EARLY BIRD REGISTRATION ENDS ON FRIDAY! Take advantage of the reduced registration and sign up today. This event offers the opportunity to network with key industry officials, including Matthew Rose, Executive Chairman of BNSF, and Dan Richard, Chair, California High Speed Rail Authority.
The inaugural Passenger and Freight Railroads Unite Conference scheduled to be held March 14 & 15 at the Westin Washington, D.C. City Center. Other speakers include John Porcari, former US DOT Deputy Secretary; Stephen Gardner, SEVP Amtrak; Doug Allen, VRE CEO; David Kutrosky, Capitol Corridor Joint Powers Authority Managing Director; Myles Tobin, Brightline General Counsel; and Matthew Tucker, North County Transit District Executive Director.
Our business meeting is scheduled for a full day on March 14 and the morning on March 15. It will begin at 8:00 on March
14 with a networking breakfast and then lunch and will adjourn at 4:30 p.m. followed by a networking reception. On March 15, the action begins at 8 with a networking breakfast and ends at noon. Cost is $650 before February 15 and $900 afterwards.
The meeting is being organized by Dan Elliott who served as Chairman of the Surface Transportation Board from 2009 to 2017 and then went into private legal practice at Conner & Winters. Based on his experience at the Board, he came to believe that freight and passenger railroads need to talk more about how the national rail system should operate to be most efficient and effective.
The title of the meeting is Passenger and Freight Railroads Unite. This title expresses the theme of the meeting, that
is to bring together freight and passenger railroads and other experts to look at the relationship between them to solve ongoing issues between these parties through informal discussions.

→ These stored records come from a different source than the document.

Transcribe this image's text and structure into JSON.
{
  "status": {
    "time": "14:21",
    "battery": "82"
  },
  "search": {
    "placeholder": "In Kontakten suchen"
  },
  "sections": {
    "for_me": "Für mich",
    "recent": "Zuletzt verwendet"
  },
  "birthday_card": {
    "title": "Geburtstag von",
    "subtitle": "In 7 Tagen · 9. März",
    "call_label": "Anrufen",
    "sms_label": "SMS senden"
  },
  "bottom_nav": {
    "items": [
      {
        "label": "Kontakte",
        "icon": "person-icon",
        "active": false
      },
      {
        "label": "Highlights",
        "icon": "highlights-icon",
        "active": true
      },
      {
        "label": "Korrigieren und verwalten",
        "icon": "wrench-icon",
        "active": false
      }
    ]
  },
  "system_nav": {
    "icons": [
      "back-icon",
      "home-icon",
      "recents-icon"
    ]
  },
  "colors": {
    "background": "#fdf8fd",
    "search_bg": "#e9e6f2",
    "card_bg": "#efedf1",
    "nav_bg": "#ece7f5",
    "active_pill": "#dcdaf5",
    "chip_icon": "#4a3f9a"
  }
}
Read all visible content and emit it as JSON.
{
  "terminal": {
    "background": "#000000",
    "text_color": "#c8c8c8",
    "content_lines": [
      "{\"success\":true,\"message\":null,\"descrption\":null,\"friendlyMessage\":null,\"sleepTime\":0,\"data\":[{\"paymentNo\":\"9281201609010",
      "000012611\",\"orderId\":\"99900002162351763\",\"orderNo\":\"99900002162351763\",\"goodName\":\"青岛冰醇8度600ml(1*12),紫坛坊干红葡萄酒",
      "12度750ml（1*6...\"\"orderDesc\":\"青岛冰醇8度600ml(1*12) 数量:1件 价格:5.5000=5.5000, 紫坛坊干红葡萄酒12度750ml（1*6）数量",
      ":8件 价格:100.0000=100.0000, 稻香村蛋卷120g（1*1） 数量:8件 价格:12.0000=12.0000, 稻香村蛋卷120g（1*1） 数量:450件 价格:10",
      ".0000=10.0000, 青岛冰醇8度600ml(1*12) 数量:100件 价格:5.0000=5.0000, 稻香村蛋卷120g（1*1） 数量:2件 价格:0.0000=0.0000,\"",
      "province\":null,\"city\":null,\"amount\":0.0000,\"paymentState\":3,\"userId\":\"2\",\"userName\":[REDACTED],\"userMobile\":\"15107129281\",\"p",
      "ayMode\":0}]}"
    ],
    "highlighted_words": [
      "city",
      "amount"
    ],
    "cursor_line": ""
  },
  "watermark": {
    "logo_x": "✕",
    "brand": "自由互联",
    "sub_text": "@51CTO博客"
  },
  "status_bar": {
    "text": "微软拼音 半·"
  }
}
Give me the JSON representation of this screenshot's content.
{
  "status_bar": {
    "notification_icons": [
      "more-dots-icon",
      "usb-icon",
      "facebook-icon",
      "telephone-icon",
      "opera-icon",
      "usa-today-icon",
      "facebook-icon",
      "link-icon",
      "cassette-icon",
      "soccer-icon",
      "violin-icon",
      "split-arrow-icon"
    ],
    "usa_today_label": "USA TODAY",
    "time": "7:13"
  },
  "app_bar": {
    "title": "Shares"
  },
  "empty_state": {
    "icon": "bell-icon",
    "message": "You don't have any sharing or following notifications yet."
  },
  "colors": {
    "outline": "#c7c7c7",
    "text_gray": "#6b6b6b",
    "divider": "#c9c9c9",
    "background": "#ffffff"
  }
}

The goal is to bring everyone together to talk about the best way for the rail system to operate. In many circumstances, the freight railroads own and control the track that the passenger railroads operate on and in others, the passenger railroads have control. These shared track scenarios lead to disagreements about who should be able to go first when they both simultaneously need to run over the same route. It seems as if there is insufficient discussion in this town between the relevant parties. If these parties talked to each other directly rather than past each other through the press and trade shows, maybe we could fix
some of the issues that have been fought over by these railroads.
A robust discussion about shared track and changing the network hopefully will lead to some solutions about how this fantastic system should operate.